**Comparing the Classical Shell Model to the Quantum Mechanical Model of the Atom**

The classical shell model of the atom is convenient to picture and explains many aspects (such as electron energy levels) of the atom well. However, in 1924, Louis de Broglie theorized that all matter had wave properties. This was later confirmed by electron beam diffraction experiements and elaborated on by Erwin Schrodinger in the development of quantum mechanics. The quantum mechanical model does not describe the electron as orbiting around a central nucleus; instead it describes the electron’s matter wave as a probable location of finding the electron within the atom. The region in space where the electron is likely to be found is called an orbital; the shapes of \(s\), \(p\), and \(d\) orbitals are shown below.

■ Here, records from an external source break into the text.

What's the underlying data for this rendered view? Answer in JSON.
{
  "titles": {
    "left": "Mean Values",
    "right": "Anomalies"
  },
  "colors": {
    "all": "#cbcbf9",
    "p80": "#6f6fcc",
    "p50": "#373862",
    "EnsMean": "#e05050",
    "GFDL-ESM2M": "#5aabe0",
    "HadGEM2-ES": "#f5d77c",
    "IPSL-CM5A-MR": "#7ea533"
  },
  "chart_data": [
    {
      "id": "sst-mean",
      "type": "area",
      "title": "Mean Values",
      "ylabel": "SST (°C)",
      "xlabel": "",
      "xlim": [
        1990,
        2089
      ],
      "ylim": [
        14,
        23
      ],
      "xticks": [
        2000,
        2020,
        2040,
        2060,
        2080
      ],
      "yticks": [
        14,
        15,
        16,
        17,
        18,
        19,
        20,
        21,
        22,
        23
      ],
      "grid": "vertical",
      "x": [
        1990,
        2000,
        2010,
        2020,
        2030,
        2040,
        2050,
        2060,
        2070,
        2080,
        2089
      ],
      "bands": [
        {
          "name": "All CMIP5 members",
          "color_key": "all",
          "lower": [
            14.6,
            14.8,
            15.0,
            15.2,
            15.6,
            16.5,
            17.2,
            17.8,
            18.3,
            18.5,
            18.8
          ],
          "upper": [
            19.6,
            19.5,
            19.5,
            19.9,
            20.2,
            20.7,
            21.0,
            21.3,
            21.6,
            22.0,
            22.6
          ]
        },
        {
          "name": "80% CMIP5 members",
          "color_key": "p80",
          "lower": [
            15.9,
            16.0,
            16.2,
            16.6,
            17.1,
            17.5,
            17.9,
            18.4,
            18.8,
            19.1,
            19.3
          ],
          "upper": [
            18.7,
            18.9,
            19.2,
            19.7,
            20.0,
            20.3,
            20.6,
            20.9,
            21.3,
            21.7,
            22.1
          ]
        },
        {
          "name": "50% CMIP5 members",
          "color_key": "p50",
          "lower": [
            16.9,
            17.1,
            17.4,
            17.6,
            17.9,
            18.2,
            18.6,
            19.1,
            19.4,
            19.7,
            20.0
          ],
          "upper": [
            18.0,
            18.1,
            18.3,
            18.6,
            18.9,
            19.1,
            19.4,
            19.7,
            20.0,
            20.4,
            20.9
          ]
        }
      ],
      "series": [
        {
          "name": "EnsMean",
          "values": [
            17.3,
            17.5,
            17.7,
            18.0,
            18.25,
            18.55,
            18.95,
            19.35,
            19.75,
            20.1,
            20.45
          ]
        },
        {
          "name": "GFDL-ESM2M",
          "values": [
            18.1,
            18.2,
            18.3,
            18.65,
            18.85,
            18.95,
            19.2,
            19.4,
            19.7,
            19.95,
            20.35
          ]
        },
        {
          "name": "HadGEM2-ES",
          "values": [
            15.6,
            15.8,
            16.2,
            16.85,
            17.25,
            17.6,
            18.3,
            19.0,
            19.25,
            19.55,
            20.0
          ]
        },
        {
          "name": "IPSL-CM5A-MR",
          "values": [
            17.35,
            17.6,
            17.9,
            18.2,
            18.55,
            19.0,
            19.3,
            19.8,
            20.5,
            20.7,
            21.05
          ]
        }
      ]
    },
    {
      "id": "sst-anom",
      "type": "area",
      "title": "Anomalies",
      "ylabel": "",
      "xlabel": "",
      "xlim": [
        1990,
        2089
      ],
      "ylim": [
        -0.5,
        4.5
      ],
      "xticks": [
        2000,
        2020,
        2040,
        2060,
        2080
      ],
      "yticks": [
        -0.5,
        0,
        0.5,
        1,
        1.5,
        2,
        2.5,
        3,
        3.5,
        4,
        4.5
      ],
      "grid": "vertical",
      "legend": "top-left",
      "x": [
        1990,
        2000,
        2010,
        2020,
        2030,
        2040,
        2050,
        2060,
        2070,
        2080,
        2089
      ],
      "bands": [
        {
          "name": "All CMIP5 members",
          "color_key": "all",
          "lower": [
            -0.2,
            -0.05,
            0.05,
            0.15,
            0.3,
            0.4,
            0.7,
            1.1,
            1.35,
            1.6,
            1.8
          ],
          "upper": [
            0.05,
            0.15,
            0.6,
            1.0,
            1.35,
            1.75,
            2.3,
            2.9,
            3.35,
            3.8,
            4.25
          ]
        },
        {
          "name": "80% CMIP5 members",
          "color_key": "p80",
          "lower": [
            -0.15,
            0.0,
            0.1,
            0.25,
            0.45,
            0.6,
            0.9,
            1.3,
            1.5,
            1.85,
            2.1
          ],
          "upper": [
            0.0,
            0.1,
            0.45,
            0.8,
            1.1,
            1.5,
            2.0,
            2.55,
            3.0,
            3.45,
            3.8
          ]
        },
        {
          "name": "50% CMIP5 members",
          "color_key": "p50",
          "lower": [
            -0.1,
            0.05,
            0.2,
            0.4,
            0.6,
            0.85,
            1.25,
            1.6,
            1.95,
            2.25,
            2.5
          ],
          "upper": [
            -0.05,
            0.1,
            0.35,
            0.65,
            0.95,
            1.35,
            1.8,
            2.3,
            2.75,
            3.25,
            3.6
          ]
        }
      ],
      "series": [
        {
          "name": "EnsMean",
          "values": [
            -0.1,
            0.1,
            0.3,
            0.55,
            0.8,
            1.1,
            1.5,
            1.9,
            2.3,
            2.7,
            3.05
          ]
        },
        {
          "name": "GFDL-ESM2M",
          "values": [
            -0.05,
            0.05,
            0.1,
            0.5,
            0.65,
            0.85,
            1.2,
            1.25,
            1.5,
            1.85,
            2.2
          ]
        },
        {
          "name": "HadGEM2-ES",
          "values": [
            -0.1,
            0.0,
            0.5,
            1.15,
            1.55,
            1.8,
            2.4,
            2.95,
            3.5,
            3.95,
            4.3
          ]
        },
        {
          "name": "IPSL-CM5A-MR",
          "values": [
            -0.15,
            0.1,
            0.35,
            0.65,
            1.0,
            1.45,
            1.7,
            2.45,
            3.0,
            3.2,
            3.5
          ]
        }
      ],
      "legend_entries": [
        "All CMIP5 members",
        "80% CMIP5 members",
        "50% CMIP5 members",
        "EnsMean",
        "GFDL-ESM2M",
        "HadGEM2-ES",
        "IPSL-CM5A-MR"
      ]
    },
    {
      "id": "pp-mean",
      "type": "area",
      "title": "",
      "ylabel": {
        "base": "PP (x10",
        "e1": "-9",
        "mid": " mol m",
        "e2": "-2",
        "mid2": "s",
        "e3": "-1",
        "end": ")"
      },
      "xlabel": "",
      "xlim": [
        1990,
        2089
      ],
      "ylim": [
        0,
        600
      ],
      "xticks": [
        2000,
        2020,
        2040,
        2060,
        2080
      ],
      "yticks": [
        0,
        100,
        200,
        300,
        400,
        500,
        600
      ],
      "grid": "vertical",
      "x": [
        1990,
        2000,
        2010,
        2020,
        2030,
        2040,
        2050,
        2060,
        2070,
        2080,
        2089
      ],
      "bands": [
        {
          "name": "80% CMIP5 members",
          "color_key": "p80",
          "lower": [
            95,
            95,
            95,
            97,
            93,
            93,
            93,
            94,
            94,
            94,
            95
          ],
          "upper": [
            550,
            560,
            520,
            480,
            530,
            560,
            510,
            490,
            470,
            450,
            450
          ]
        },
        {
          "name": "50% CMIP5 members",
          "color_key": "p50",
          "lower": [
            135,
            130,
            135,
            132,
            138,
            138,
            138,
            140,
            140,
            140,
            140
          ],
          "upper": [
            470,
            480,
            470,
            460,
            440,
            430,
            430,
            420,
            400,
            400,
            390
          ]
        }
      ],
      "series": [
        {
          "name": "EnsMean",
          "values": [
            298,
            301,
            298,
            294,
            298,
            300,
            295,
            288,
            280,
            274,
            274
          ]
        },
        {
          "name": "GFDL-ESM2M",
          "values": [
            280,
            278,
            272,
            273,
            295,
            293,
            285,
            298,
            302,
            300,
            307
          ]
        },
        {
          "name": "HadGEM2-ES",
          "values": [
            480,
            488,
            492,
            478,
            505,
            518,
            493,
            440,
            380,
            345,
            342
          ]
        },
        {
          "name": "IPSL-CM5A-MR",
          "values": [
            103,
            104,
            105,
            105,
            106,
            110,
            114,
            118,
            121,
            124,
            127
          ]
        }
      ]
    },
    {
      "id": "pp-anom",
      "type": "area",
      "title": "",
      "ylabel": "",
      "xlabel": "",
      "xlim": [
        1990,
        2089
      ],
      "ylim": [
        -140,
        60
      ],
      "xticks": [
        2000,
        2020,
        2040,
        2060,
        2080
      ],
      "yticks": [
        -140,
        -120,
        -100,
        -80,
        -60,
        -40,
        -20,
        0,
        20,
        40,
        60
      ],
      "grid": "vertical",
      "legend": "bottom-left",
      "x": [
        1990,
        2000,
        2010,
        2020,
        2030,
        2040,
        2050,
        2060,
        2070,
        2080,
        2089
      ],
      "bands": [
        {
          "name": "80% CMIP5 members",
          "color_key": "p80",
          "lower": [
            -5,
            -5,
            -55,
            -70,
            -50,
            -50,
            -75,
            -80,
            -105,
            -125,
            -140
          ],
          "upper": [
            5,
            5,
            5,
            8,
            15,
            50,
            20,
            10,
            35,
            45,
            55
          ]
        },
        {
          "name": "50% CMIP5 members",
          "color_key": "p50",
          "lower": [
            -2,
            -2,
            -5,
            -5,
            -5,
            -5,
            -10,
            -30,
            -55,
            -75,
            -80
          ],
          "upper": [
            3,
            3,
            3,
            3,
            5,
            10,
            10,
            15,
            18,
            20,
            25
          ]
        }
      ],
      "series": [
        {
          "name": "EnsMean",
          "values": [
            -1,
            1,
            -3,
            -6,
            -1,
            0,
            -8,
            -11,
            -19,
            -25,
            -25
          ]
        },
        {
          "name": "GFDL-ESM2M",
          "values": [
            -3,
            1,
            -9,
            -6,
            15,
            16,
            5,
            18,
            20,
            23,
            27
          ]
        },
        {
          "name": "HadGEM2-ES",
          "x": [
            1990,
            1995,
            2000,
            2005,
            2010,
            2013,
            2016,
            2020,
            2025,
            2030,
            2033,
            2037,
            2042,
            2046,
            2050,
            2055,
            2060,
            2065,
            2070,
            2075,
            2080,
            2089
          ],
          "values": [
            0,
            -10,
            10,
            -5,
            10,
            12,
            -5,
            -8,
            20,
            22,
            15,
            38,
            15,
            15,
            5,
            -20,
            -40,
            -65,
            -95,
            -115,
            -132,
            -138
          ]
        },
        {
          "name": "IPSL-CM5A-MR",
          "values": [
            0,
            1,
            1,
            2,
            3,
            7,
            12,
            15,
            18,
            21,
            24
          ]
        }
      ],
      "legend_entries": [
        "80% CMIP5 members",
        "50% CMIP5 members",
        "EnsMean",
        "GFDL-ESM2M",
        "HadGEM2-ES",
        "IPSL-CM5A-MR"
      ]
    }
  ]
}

The shell model works well for the hydrogen atom and other one electron species. However, with multielectron species, it failed to predict atomic spectra in the way it did for the hydrogen atom. Werner Heisenberg's Uncertainty Principle stated that the position and speed of an object on the quantum scale could not be known simultaneously. Essentially, this put a limit on how distinctly information could be known on the quantum level and ushered in a new method of thinking about atoms in terms of quantum properties.

**Example 1. **

Which orbital has a spherical shape?

A. s

B. p

C. d

*Solution*

A. \(s\)

The \(s\) orbital is spherically symmetric.

**Example 2. **

Which phenomenon could not be explained by the classical shell model?

A. The periodic trend in atomic size.

B. The periodic trend in first ionization energy.

C. The atomic spectra of multielectron atoms.

*Solution*

C. The classical shell model could not explain the atomic spectra of multielectron atoms.

The classical shell model is able to explain the periodic trends of atomic size and first ionization energy.

**Example 3. **

The de Broglie wavelength of an object can be calculated using the formula \(\lambda = \frac{h}{m \cdot u}\) where \(h = \text{Planck's constant} = 6.626 \times 10 ^{-34} \text{ J}\cdot\text{s}\), \(m = \text{mass of object, in kg}\), and \(u = \text{speed of object, in}\frac{\text{ m}}{\text{ s}}\). What is the de Broglie wavelength of an electron (\(\text{mass} = 9.1\times 10 ^{-31}\text{ kg}\)) travelling at a speed of \(1.0\times 10 ^{6}\frac{\text{ m}}{\text{ s}}\)?

A. \(1.4\times 10 ^{10}\text{ m}\)

B. \(7.3\times 10 ^{-10}\text{ m}\)

C. \(3.8\times 10 ^{-5}\text{ m}\)

*Solution*

B. \(7.3\times 10 ^{-10}\text{ m}\)

For very small objects (such as the electron) travelling at high speeds, the wavelength is of a similar magnitude and is therefore important for describing the properties of the moving object. For macroscopic (large) objects, such as a travelling baseball, the wavelength associated with the motion is tiny compared to the size of the object.